The objection made to this instruction is that the court thereby declared in effect, “that any kind of use or control over said real estate would protect the defendants in this case.”' It is a sufficient answer to the objection, if otherwise well *19made, to say that there was no evidence given of any use or control of the property, prior to the alleged trespass, inconsistent with the purpose for which it was conveyed. There could, therefore, have come no harm to the appellant on account of the alleged inaccurate wording of the charge, which in other respects was certainly quite favorable to the appellant.

The first instruction asked by the appellant contains the proposition, that if the defendants entered upon the land held under said deed, and removed therefrom the buildings, without the plaintiff’s consent, they were trespassers. This is palpably wrong.

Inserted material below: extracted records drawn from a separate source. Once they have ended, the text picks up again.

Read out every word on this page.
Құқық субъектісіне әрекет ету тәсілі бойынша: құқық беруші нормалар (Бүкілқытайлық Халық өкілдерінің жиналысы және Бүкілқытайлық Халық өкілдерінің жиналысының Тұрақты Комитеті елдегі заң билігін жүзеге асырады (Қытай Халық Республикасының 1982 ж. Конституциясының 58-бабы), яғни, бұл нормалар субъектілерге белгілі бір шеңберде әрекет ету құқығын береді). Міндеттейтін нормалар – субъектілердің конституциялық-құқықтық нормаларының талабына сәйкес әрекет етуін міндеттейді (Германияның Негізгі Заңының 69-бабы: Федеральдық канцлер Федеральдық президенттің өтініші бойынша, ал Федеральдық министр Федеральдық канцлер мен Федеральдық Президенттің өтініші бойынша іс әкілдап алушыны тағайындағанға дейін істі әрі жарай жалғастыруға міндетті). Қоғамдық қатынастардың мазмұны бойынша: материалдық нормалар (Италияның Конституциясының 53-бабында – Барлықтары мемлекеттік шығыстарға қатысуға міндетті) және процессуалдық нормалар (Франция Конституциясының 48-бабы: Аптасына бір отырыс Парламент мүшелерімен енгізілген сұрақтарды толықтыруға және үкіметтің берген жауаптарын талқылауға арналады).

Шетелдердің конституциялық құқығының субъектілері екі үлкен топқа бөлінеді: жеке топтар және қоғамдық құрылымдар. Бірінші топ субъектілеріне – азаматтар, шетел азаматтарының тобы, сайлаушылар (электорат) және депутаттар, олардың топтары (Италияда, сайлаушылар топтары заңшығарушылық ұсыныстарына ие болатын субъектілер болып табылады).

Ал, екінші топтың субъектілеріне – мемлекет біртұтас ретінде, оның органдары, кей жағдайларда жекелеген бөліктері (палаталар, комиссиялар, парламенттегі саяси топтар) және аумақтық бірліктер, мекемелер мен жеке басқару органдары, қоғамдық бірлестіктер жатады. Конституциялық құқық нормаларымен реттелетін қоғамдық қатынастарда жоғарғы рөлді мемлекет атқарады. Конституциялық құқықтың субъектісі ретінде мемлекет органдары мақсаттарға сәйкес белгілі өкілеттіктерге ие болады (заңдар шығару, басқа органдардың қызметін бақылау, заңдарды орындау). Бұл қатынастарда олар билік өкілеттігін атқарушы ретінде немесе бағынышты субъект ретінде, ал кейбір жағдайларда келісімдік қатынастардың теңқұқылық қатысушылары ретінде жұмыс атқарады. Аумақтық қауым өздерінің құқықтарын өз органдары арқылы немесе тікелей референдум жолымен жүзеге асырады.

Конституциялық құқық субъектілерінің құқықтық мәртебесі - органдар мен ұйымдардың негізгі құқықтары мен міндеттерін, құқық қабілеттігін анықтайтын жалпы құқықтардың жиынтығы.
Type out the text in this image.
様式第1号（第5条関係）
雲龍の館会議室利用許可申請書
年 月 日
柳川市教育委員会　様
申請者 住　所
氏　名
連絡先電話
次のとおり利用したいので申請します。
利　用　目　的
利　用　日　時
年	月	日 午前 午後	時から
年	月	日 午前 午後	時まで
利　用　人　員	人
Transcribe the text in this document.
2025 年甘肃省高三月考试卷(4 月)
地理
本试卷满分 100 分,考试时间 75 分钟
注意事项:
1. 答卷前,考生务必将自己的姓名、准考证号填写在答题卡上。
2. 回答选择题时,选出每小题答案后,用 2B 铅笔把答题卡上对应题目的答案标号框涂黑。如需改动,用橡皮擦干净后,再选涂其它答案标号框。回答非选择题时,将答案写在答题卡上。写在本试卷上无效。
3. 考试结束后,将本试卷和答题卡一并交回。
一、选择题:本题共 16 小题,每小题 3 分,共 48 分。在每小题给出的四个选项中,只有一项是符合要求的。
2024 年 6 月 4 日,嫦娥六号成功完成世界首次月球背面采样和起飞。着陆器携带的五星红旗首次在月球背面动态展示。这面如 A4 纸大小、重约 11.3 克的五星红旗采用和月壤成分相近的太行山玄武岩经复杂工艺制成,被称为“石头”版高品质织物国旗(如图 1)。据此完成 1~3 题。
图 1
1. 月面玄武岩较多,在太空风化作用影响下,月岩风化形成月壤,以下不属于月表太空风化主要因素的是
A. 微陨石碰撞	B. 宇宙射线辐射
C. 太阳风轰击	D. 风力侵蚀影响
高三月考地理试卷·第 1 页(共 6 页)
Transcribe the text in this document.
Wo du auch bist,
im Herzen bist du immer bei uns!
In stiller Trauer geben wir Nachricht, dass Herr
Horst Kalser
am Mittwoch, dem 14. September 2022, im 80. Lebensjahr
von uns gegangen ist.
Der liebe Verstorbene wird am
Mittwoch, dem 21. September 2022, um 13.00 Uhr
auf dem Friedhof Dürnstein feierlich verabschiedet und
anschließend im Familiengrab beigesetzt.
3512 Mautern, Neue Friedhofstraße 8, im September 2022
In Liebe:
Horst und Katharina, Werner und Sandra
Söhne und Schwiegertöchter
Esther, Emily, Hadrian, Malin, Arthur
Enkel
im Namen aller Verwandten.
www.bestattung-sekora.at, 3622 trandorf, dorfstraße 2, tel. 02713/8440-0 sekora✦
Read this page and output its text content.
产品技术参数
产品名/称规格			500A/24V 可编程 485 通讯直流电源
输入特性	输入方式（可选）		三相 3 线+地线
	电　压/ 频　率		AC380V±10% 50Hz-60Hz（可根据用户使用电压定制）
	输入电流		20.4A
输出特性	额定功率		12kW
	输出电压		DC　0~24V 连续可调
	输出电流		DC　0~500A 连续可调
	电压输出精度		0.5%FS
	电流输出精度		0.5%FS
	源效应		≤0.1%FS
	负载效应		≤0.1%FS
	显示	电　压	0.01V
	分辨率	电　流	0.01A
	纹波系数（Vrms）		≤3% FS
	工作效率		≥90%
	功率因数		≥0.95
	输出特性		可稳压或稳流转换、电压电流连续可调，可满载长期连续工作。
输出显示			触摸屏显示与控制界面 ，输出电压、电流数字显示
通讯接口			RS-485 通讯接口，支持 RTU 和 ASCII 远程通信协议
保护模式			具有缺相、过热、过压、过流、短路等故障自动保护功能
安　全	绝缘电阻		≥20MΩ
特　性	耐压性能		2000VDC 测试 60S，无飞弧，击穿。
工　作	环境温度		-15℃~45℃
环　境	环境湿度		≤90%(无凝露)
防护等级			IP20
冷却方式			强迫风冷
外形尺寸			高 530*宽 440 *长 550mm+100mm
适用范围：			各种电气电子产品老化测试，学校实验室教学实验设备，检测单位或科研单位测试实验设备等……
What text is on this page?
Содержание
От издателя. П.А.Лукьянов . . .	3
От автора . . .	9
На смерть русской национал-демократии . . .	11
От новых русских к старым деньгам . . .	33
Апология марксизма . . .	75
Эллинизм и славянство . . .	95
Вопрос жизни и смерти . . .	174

It leaves out of question who the defendants were, whether members of said society and acting for it, or whether they were strangers, committing a trespass against the society, instead of the plaintiff; in short, it ignores all inquiry whether the society had abandoned or forfeited its possession, and whether the plaintiff had re-entered and was holding the lawful possession when the alleged trespass was committed.

The second instruction asked was embraced in the fourth given.

The remaining instructions asked by the appellant go upon the theory that the moment the society determined to discontinue meeting upon the land in question and to remove the buildings therefrom, the title' to the land reverted to the appellant, and that the subsequent removal of the buildings was a wrong against him.

If the deed were construed as meaning that the society must maintain its meeting-house upon the land described, and that it could not use this land in connection with a meeting-house situated near by it, and it were conceded that upon breach of the condition the title would revert to the plaintiff, still, in order to be entitled to recover, the plaintiff was bound to prove that he had made an actual re-entry upon the land, had recovered, and, as alleged in his complaint, was holding, the possession at the time the acts complained of were done. The evidence shows clearly that the society had maintained continuous and actual possession and was in control at the time of, and by its *20agents itself did, the acts complained of. The fact, if it were a fact, that the plaintiff claimed and asserted ownership or control, or forbade the removal of the buildings before it was done or while being done, did not constitute such re-entry and recovery of possession as to enable him to maintain the action. See Cross v. Carson, 8 Blackf. 138; Leach, v. Leach, 10 Ind. 271; Scott v. Stipe, 12 Ind. 74; Barber v. Barber, 21 Ind. 468 ; Broker v. Scobey, 56 Ind. 588.

We find no error in the record of which the appellant may justly complain. The judgment is therefore affirmed, with costs.